The Digital Skills Accelerator program of the Aid for Rural Education Access Initiative, aimed at training 300 secondary school girls in basic digital skills across ten secondary schools in Nigeria’s Federal Capital, Abuja, is one significant strategic way of mitigating the high rate of digital disparity in the twenty-first century.
The importance of the timing of this basic digital skills learning program cannot be overstated, as the secondary school girls who have been participating in the training went on their general secondary break, allowing the girls to engage with various digital devices using the skills they have been equipped with to learn remotely.

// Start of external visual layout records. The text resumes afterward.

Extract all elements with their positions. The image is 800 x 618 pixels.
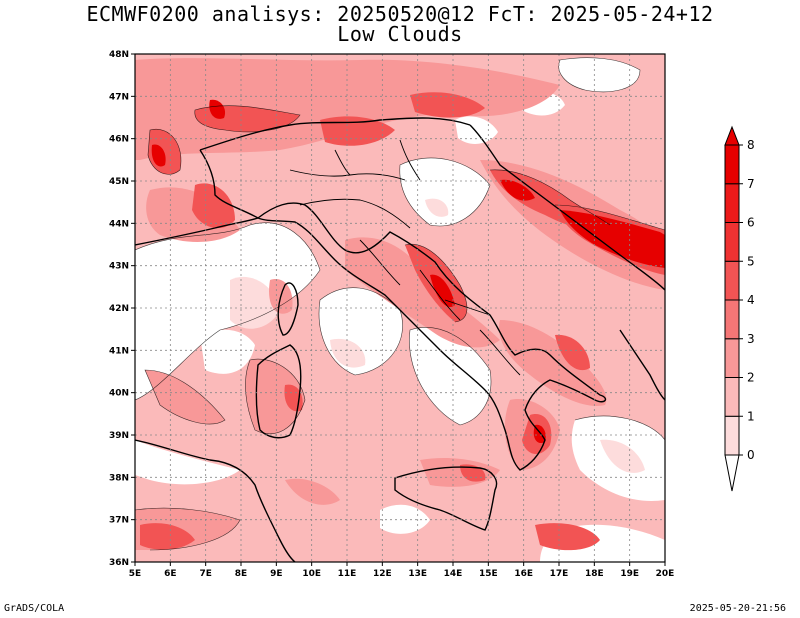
colorbar-segment	[724, 415, 740, 456]
lat-tick-label: 45N	[109, 177, 129, 187]
lon-tick-label: 15E	[479, 569, 498, 579]
lon-tick-label: 7E	[199, 569, 211, 579]
colorbar-min-arrow	[724, 454, 740, 492]
coastlines	[135, 117, 665, 562]
colorbar-label: 7	[747, 177, 755, 191]
lon-tick-label: 9E	[270, 569, 282, 579]
colorbar-label: 4	[747, 293, 755, 307]
lat-tick-label: 38N	[109, 473, 129, 483]
lat-tick-label: 43N	[109, 262, 129, 272]
level7-regions	[151, 99, 665, 444]
lon-tick-label: 18E	[585, 569, 604, 579]
longitude-axis: 5E 6E 7E 8E 9E 10E 11E 12E 13E 14E 15E 16E 17E 18E 19E…	[129, 562, 675, 579]
colorbar-max-arrow	[724, 125, 740, 146]
lat-tick-label: 46N	[109, 135, 129, 145]
regional-borders	[289, 139, 521, 376]
colorbar-segment	[724, 183, 740, 223]
colorbar-segment	[724, 338, 740, 378]
colorbar: 0 1 2 3 4 5 6 7 8	[724, 125, 755, 492]
lat-tick-label: 41N	[109, 346, 129, 356]
colorbar-label: 0	[747, 448, 755, 462]
lon-tick-label: 19E	[620, 569, 639, 579]
latitude-axis: 36N 37N 38N 39N 40N 41N 42N 43N 44N 45N 46N 47N 48N	[109, 50, 135, 568]
lat-tick-label: 47N	[109, 92, 129, 102]
colorbar-label: 5	[747, 254, 755, 268]
clear-sky-regions	[135, 57, 665, 562]
lon-tick-label: 5E	[129, 569, 141, 579]
colorbar-label: 1	[747, 409, 755, 423]
lat-tick-label: 44N	[109, 219, 129, 229]
chart-subtitle: Low Clouds	[337, 22, 463, 46]
lon-tick-label: 11E	[338, 569, 357, 579]
colorbar-segment	[724, 299, 740, 340]
plot-area	[135, 54, 665, 562]
colorbar-label: 6	[747, 216, 755, 230]
lon-tick-label: 12E	[373, 569, 392, 579]
level1-regions	[230, 198, 645, 473]
colorbar-label: 3	[747, 332, 755, 346]
lat-tick-label: 42N	[109, 304, 129, 314]
chart-title: ECMWF0200 analisys: 20250520@12 FcT: 202…	[86, 2, 714, 26]
lat-tick-label: 40N	[109, 389, 129, 399]
footer-timestamp: 2025-05-20-21:56	[689, 603, 786, 614]
lon-tick-label: 8E	[235, 569, 247, 579]
colorbar-label: 8	[747, 138, 755, 152]
lon-tick-label: 20E	[656, 569, 675, 579]
lon-tick-label: 16E	[514, 569, 533, 579]
colorbar-segment	[724, 222, 740, 262]
colorbar-label: 2	[747, 371, 755, 385]
lon-tick-label: 14E	[444, 569, 463, 579]
footer-credit: GrADS/COLA	[4, 603, 65, 614]
lat-tick-label: 39N	[109, 431, 129, 441]
colorbar-segment	[724, 377, 740, 417]
lon-tick-label: 10E	[302, 569, 321, 579]
lon-tick-label: 17E	[550, 569, 569, 579]
colorbar-segment	[724, 144, 740, 185]
lon-tick-label: 13E	[408, 569, 427, 579]
gridlines	[135, 54, 665, 562]
lon-tick-label: 6E	[164, 569, 176, 579]
lat-tick-label: 36N	[109, 558, 129, 568]
lat-tick-label: 48N	[109, 50, 129, 60]
lat-tick-label: 37N	[109, 516, 129, 526]
colorbar-segment	[724, 260, 740, 301]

With the passion for not leaving any child behind in this interconnected world where globalization, information communication technology, and knowledge explosion have reduced the world to a global village, AREAi partnered with two organizations: ARM THE CHILD FOUNDATION, social welfare, and development organization founded to provide free education to internally displaced children and vulnerable children, and UNITED WAY GREATER NIGERIA, a non-profit organization founded to provide free education to internally displaced children and vulnerable children.
This partnership entails a DSA summer learning program to provide computer training and digital skills training to 120 out-of-school young people aged 12 to 20, which aligns with SDGs 4 and 10 (Quality Education and Inequality Reduction). We believe that by investing in digital skills education for children in underserved communities, we can reduce inequalities among urban and underserved students.
The intervention is built around a learner-centered curriculum with the goal of exposing these underserved children to a world of science education in which they can actively participate and leverage while continuing their formal and informal education.
For five weeks, students from Kuchingoro IDP camp and Dutse Camp were exposed to 2 hours of digital skills training facilitated by AREAi’s trained facilitators at Kuchingoro IDP camp and Dutse Centre. These classes were both cognitively demanding and practically engaging, with our intensive curriculum including an introduction to ICT Access and Usage, Information Navigation Skills, Operational Skills, Mobile Skills, and Presentation Skills, all of which are necessary for improving awareness and usage of digital technologies.
The intervention was a huge success, and after five weeks of intensive digital skills training, the MEAL team conducted an endline assessment to determine the program’s impact. Unlike most digital skills measurement protocols that use a self-assessment technique, two digital skills protocols were combined, self-assessment and participant observation, to assess their skill level rigorously.
The learners in this training performed admirably, with their knowledge of digital skills increasing; female participants were 13% at baseline evaluation but increased to 50% at the endline for all sections of skills, while male participants were 21% at baseline evaluation but increased to 60% at the endline for all sections of skills.